A picture book by Morwen Tresidder COMING
Buns keep vanishing from Chough's Bakery. Kit investigates: not Gwylan (alibi: pasty), not Pilchard (asleep), not Jory (crumbs on his jumper — but from yesterday). The real culprit is smaller than anyone guessed.
In The Saffron Bun Thief, Chough's Bakery smells of warm spice and mystery. Buns are disappearing before anyone can say “more butter”, and Kit is determined to find out why. Gwylan has a pasty-perfect alibi, Pilchard is fast asleep, and Jory’s crumb-covered jumper may not mean what it seems. This is a cosy little whodunnit with floury fingerprints, gentle suspense and a very small surprise waiting in the bakery.
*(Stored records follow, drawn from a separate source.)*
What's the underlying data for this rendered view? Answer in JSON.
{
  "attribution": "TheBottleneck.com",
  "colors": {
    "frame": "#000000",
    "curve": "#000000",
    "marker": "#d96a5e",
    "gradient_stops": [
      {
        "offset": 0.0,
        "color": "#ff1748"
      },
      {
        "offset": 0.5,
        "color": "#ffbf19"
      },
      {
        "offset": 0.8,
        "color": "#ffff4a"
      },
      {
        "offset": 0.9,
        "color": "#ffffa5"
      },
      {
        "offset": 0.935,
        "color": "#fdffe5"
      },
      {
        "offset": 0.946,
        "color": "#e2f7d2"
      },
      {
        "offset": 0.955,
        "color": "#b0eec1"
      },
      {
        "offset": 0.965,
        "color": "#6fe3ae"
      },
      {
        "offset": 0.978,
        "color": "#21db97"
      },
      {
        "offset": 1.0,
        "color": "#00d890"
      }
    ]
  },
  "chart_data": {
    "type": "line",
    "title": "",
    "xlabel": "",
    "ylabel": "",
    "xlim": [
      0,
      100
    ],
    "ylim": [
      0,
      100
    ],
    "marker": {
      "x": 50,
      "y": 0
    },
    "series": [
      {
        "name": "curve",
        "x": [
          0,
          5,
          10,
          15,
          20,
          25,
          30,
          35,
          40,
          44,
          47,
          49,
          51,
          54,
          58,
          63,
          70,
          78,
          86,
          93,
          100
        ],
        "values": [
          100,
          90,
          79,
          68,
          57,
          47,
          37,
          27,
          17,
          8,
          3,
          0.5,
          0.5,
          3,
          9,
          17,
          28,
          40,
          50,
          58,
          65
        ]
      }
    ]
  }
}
Four- to seven-year-olds will enjoy the satisfying pattern of Kit’s questions, the comic suspicion around each familiar face, and the delicious silliness of taking bun-theft so seriously. The peril stays tiny and safe: no scary villains, just a puzzle to solve and feelings to set right. With Morwen Tresidder’s warm read-aloud pacing, it invites joining in, guessing ahead, and giggling over crumbs, naps and pasties.
As part of Polperran Tales, The Saffron Bun Thief lets younger readers step into the village at its most welcoming: the bakery counter, the harbour characters, the everyday bustle that makes Polperran feel real. It shares the series’ gentle threads of neighbourliness, observation and kindness, giving children a first taste of the storybook Cornish village they can return to, book by book, as they grow.